Politicians felt the slash too. Barack Obama lost over 2 million followers, while then US President Donald Trump lost 340,000.
Back home in India, Bollywood actor Amitabh Bachchan's follower count on Twitter dropped by over 4,24,000, while Shah Rukh Khan and Salman Khan’s followers dropped by over 362,141 and 3,40,884, respectively.
Twitter’s primary account seemed to be among those that took the biggest hits, dropping from 62.85 million to 55.35 million followers in 2018, and reduced the total follower count on the platform by a significant 12%.
Solving the big, bad bot problem of Twitter
Even if the numbers are actually small, bots can have an outsized impact, and a handful can have a major influence in shaping online conversation, according to experts.

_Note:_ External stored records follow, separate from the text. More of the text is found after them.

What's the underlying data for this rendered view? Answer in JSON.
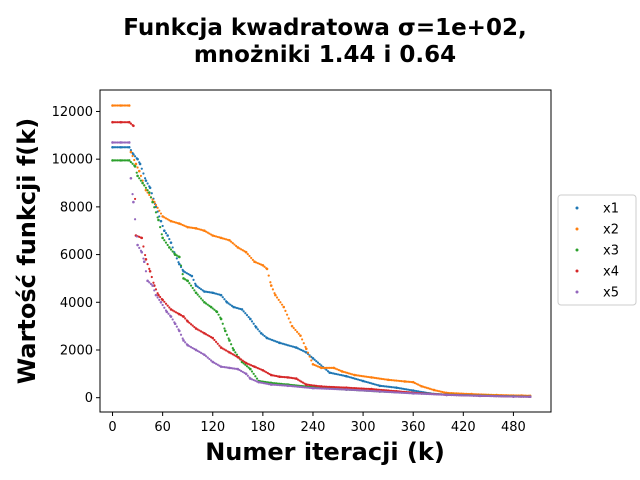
{
  "chart_data": {
    "type": "scatter",
    "title_lines": [
      "Funkcja kwadratowa σ=1e+02,",
      "mnożniki 1.44 i 0.64"
    ],
    "xlabel": "Numer iteracji (k)",
    "ylabel": "Wartość funkcji f(k)",
    "xlim": [
      -15,
      525
    ],
    "ylim": [
      -600,
      12900
    ],
    "xticks": [
      0,
      60,
      120,
      180,
      240,
      300,
      360,
      420,
      480
    ],
    "yticks": [
      0,
      2000,
      4000,
      6000,
      8000,
      10000,
      12000
    ],
    "grid": false,
    "legend_position": "right-center",
    "series": [
      {
        "name": "x1",
        "color": "#1f77b4",
        "points": [
          [
            0,
            10500
          ],
          [
            10,
            10500
          ],
          [
            20,
            10500
          ],
          [
            25,
            10200
          ],
          [
            30,
            10000
          ],
          [
            33,
            9800
          ],
          [
            40,
            9100
          ],
          [
            45,
            8800
          ],
          [
            52,
            8000
          ],
          [
            58,
            7400
          ],
          [
            62,
            7000
          ],
          [
            66,
            6800
          ],
          [
            70,
            6500
          ],
          [
            75,
            6000
          ],
          [
            80,
            5600
          ],
          [
            85,
            5300
          ],
          [
            95,
            5100
          ],
          [
            100,
            4700
          ],
          [
            110,
            4450
          ],
          [
            120,
            4400
          ],
          [
            130,
            4300
          ],
          [
            137,
            4000
          ],
          [
            145,
            3800
          ],
          [
            155,
            3700
          ],
          [
            165,
            3300
          ],
          [
            172,
            2950
          ],
          [
            178,
            2700
          ],
          [
            185,
            2500
          ],
          [
            200,
            2300
          ],
          [
            220,
            2100
          ],
          [
            232,
            1900
          ],
          [
            240,
            1650
          ],
          [
            260,
            1050
          ],
          [
            280,
            900
          ],
          [
            300,
            700
          ],
          [
            320,
            500
          ],
          [
            340,
            420
          ],
          [
            360,
            300
          ],
          [
            380,
            180
          ],
          [
            400,
            120
          ],
          [
            440,
            80
          ],
          [
            480,
            50
          ],
          [
            500,
            40
          ]
        ]
      },
      {
        "name": "x2",
        "color": "#ff7f0e",
        "points": [
          [
            0,
            12250
          ],
          [
            10,
            12250
          ],
          [
            20,
            12250
          ],
          [
            22,
            10300
          ],
          [
            28,
            9800
          ],
          [
            32,
            9500
          ],
          [
            40,
            8700
          ],
          [
            50,
            8200
          ],
          [
            60,
            7600
          ],
          [
            70,
            7400
          ],
          [
            80,
            7300
          ],
          [
            90,
            7150
          ],
          [
            100,
            7100
          ],
          [
            110,
            7000
          ],
          [
            120,
            6800
          ],
          [
            130,
            6700
          ],
          [
            140,
            6600
          ],
          [
            150,
            6300
          ],
          [
            160,
            6100
          ],
          [
            170,
            5700
          ],
          [
            180,
            5550
          ],
          [
            185,
            5400
          ],
          [
            190,
            4700
          ],
          [
            195,
            4300
          ],
          [
            205,
            3800
          ],
          [
            215,
            3000
          ],
          [
            225,
            2600
          ],
          [
            232,
            2050
          ],
          [
            240,
            1400
          ],
          [
            250,
            1250
          ],
          [
            265,
            1250
          ],
          [
            275,
            1100
          ],
          [
            290,
            950
          ],
          [
            310,
            850
          ],
          [
            330,
            750
          ],
          [
            350,
            680
          ],
          [
            360,
            650
          ],
          [
            370,
            480
          ],
          [
            385,
            320
          ],
          [
            400,
            200
          ],
          [
            430,
            150
          ],
          [
            460,
            110
          ],
          [
            490,
            90
          ],
          [
            500,
            80
          ]
        ]
      },
      {
        "name": "x3",
        "color": "#2ca02c",
        "points": [
          [
            0,
            9950
          ],
          [
            10,
            9950
          ],
          [
            20,
            9950
          ],
          [
            27,
            9700
          ],
          [
            30,
            9300
          ],
          [
            36,
            9000
          ],
          [
            44,
            8600
          ],
          [
            48,
            8200
          ],
          [
            55,
            7450
          ],
          [
            60,
            6700
          ],
          [
            68,
            6300
          ],
          [
            75,
            6000
          ],
          [
            80,
            5900
          ],
          [
            85,
            5000
          ],
          [
            90,
            4900
          ],
          [
            100,
            4400
          ],
          [
            110,
            4000
          ],
          [
            118,
            3800
          ],
          [
            125,
            3600
          ],
          [
            130,
            3300
          ],
          [
            135,
            2800
          ],
          [
            140,
            2400
          ],
          [
            145,
            2000
          ],
          [
            155,
            1500
          ],
          [
            165,
            1200
          ],
          [
            175,
            700
          ],
          [
            190,
            620
          ],
          [
            210,
            550
          ],
          [
            240,
            440
          ],
          [
            280,
            340
          ],
          [
            320,
            260
          ],
          [
            360,
            190
          ],
          [
            400,
            130
          ],
          [
            440,
            90
          ],
          [
            480,
            60
          ],
          [
            500,
            50
          ]
        ]
      },
      {
        "name": "x4",
        "color": "#d62728",
        "points": [
          [
            0,
            11550
          ],
          [
            10,
            11550
          ],
          [
            20,
            11550
          ],
          [
            25,
            11400
          ],
          [
            28,
            6800
          ],
          [
            35,
            6700
          ],
          [
            40,
            5800
          ],
          [
            45,
            5300
          ],
          [
            50,
            4700
          ],
          [
            55,
            4300
          ],
          [
            60,
            4100
          ],
          [
            70,
            3700
          ],
          [
            80,
            3500
          ],
          [
            85,
            3400
          ],
          [
            90,
            3200
          ],
          [
            100,
            2900
          ],
          [
            110,
            2700
          ],
          [
            120,
            2500
          ],
          [
            130,
            2100
          ],
          [
            140,
            1900
          ],
          [
            150,
            1700
          ],
          [
            160,
            1450
          ],
          [
            170,
            1300
          ],
          [
            180,
            1150
          ],
          [
            190,
            950
          ],
          [
            200,
            880
          ],
          [
            210,
            850
          ],
          [
            220,
            800
          ],
          [
            232,
            550
          ],
          [
            250,
            470
          ],
          [
            280,
            420
          ],
          [
            310,
            360
          ],
          [
            340,
            270
          ],
          [
            370,
            180
          ],
          [
            400,
            120
          ],
          [
            440,
            80
          ],
          [
            480,
            50
          ],
          [
            500,
            40
          ]
        ]
      },
      {
        "name": "x5",
        "color": "#9467bd",
        "points": [
          [
            0,
            10700
          ],
          [
            10,
            10700
          ],
          [
            20,
            10700
          ],
          [
            22,
            9200
          ],
          [
            25,
            8200
          ],
          [
            30,
            6400
          ],
          [
            35,
            6100
          ],
          [
            38,
            5700
          ],
          [
            42,
            4900
          ],
          [
            48,
            4700
          ],
          [
            52,
            4300
          ],
          [
            58,
            4000
          ],
          [
            65,
            3600
          ],
          [
            70,
            3400
          ],
          [
            75,
            3100
          ],
          [
            80,
            2800
          ],
          [
            85,
            2400
          ],
          [
            90,
            2200
          ],
          [
            100,
            2000
          ],
          [
            110,
            1800
          ],
          [
            120,
            1500
          ],
          [
            130,
            1300
          ],
          [
            140,
            1250
          ],
          [
            150,
            1200
          ],
          [
            160,
            1000
          ],
          [
            165,
            800
          ],
          [
            175,
            650
          ],
          [
            190,
            550
          ],
          [
            210,
            500
          ],
          [
            240,
            400
          ],
          [
            280,
            340
          ],
          [
            320,
            260
          ],
          [
            360,
            180
          ],
          [
            400,
            120
          ],
          [
            440,
            80
          ],
          [
            480,
            50
          ],
          [
            500,
            40
          ]
        ]
      }
    ]
  }
}
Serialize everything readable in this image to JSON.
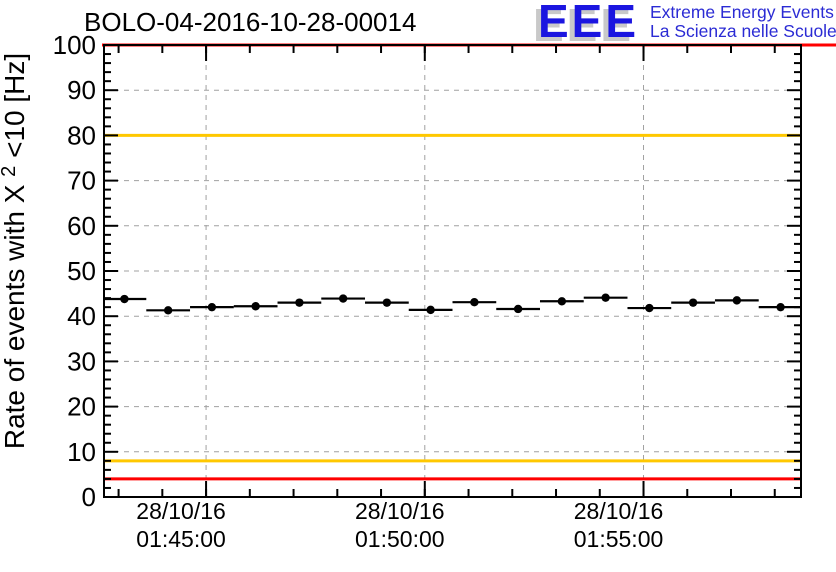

“Manipulation has become more sophisticated, with coordinated networks and so-called cyborg accounts controlled by both humans and software,” wrote Filippo Menczer, a researcher from Indiana University’s Observatory on Social Media mentioned in their official blog last year. “These bad actors can flood the network and then delete their content to evade detection,” he added.
Also, a Carnegie Mellon University study analysing the spread of Covid-19 falsehoods in 2020 found that of the top 50 influential re-tweeters, 82% were bots.
But bots also serve a positive role on Twitter’s platform. For instance news services use bot accounts to disseminate breaking news, while governments use them to make announcements etc. Experts, therefore, suggest that bots should be allowed only on authorised accounts that have been vetted in some way, like the platform’s verified system.
Also, time and again, Twitter has reiterated its moves to separate good bots from bad bots. The microblogging site even rolled out a dedicated sticker for good bot accounts last year.
All the above claims, drive home the point that bots are a known problem for the platform. In fact, independent analyst Rob Enderle said that “having Musk make it a sticking point this late in the acquisition process” could “likely be a vehicle to escape the purchase or get a lower price”.